On the attack, CPI Aero lands the Viper

Sky king: Edgewood-based CPI Aerostructures will be contributing key components to the assembly of new AH-1Z attack helicopters.

Longtime Long Island defense contractor CPI Aerostructures has landed a sizeable deal to work on an advanced military attack helicopter.

The Edgewood-based manufacturer said this week it has received an indefinite delivery/indefinite quantity contract from Bell Helicopter, a Texas-based subsidiary of Rhode Island-based Textron Inc. that’s responsible for the AH-1Z Viper.

CPI Aero will manufacture engine-cowl assemblies and support assemblies for the gunship, under an open-ended contract that runs through December 2020. The IDIQ contract carries a potential value of $14.8 million, according to the subcontractor, which has manufactured similar assemblies for the AH-1Z Viper since 2011, racking up more than $6.8 million in orders.

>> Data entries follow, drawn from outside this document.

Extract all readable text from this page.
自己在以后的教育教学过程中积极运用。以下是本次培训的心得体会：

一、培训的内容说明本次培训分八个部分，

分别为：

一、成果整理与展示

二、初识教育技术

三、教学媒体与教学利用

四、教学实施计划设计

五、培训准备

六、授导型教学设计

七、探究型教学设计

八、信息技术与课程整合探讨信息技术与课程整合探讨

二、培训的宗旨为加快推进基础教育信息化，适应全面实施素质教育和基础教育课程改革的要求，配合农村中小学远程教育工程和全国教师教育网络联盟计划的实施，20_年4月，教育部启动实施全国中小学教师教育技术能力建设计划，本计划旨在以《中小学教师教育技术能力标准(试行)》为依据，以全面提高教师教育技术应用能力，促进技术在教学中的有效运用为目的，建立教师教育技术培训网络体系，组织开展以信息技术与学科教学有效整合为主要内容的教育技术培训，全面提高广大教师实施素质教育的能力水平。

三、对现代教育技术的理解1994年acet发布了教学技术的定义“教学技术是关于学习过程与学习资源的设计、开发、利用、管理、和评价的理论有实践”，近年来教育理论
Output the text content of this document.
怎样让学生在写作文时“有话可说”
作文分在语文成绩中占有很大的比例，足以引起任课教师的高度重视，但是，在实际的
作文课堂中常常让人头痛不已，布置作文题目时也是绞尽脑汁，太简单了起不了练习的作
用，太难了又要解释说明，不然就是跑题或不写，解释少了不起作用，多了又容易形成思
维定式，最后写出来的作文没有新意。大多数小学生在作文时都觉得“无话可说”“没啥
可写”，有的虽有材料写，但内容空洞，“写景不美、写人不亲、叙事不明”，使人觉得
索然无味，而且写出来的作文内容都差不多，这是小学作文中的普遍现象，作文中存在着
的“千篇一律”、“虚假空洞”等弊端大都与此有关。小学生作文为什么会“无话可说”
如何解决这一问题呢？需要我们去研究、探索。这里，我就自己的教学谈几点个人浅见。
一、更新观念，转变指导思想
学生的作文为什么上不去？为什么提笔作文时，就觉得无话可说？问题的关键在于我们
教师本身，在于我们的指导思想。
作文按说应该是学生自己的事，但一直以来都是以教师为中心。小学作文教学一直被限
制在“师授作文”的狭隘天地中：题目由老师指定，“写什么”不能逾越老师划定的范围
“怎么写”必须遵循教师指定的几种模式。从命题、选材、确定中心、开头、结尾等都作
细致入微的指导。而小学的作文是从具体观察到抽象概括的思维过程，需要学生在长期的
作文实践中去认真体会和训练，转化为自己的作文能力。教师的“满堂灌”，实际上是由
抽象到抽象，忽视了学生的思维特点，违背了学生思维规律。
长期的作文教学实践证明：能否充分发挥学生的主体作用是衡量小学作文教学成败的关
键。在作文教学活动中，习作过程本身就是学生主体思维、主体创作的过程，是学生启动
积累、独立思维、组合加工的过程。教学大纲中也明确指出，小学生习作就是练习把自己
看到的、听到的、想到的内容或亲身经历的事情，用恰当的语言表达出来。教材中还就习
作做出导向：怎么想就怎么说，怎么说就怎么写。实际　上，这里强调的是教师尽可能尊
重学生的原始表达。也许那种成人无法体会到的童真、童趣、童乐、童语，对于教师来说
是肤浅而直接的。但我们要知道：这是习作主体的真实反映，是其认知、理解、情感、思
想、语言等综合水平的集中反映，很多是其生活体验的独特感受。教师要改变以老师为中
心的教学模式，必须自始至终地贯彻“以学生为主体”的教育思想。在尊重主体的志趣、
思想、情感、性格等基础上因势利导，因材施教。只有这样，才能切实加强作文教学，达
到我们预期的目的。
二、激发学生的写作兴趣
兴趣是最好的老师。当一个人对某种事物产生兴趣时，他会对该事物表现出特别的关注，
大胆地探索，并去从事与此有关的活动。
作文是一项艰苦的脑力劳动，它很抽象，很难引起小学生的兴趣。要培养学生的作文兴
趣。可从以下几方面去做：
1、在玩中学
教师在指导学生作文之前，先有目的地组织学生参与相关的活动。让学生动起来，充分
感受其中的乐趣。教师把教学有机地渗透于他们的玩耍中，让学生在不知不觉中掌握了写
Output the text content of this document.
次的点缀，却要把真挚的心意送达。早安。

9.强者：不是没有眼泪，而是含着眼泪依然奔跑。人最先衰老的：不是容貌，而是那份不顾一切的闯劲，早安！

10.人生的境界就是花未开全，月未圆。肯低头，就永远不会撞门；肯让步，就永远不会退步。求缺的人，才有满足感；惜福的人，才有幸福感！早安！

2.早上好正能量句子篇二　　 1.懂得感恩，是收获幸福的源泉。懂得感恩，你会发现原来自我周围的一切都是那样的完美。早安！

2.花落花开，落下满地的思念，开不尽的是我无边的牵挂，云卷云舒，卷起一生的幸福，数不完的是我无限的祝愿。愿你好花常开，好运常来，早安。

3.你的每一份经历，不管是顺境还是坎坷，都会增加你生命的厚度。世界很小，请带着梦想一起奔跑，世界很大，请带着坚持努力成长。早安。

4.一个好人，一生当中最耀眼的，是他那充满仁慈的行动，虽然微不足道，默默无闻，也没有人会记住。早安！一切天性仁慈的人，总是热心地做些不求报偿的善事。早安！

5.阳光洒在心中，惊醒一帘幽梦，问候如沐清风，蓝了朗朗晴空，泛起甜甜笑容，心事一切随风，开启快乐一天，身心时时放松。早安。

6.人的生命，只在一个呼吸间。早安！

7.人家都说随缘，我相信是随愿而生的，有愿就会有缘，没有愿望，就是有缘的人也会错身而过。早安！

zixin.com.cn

The Viper is a twin-engine, armor-plated attack ship used by the U.S. Marine Corps since 2010. Built to carry “the widest array of ordinance” of any helicopter in the world, according to CPI Aero, it packs Bell Helicopter’s next-level Target Sight System, which boasts the longest range of any military attack helicopter.

In May 2016, Bell Helicopter was awarded a contract for 16 AH-1Z helicopters through the Marine Corps’ H-1 Helicopter Program, which is designed to upgrade the corps’ aging helicopter fleet and calls for an additional 189 freshly minted Vipers to be pressed into service.

The follow-on deal with Bell Helicopter rewards CPI Aero’s strategy “to secure strong positions within key national security programs such as the AH-1Z,” CPI Aero President and CEO Douglas McCrosson said Tuesday.

“It is extremely satisfying that our focus on quality, value and customer service has resulted in CPI Aero continuing this work into the next decade,” McCrosson said.

CPI Aero, a longstanding Tier 1 supplier to private and federal government Original Equipment Manufacturers and Tier 2 subcontractor to major Tier 1 manufacturers, is a longtime U.S. Department of Defense prime contractor. And its efforts are hardly limited to whirlybirds: In September, the Edgewood manufacturer announced a new $2.7 million contract to work on components of the U.S. Navy’s EA-18G Growler fighter plane.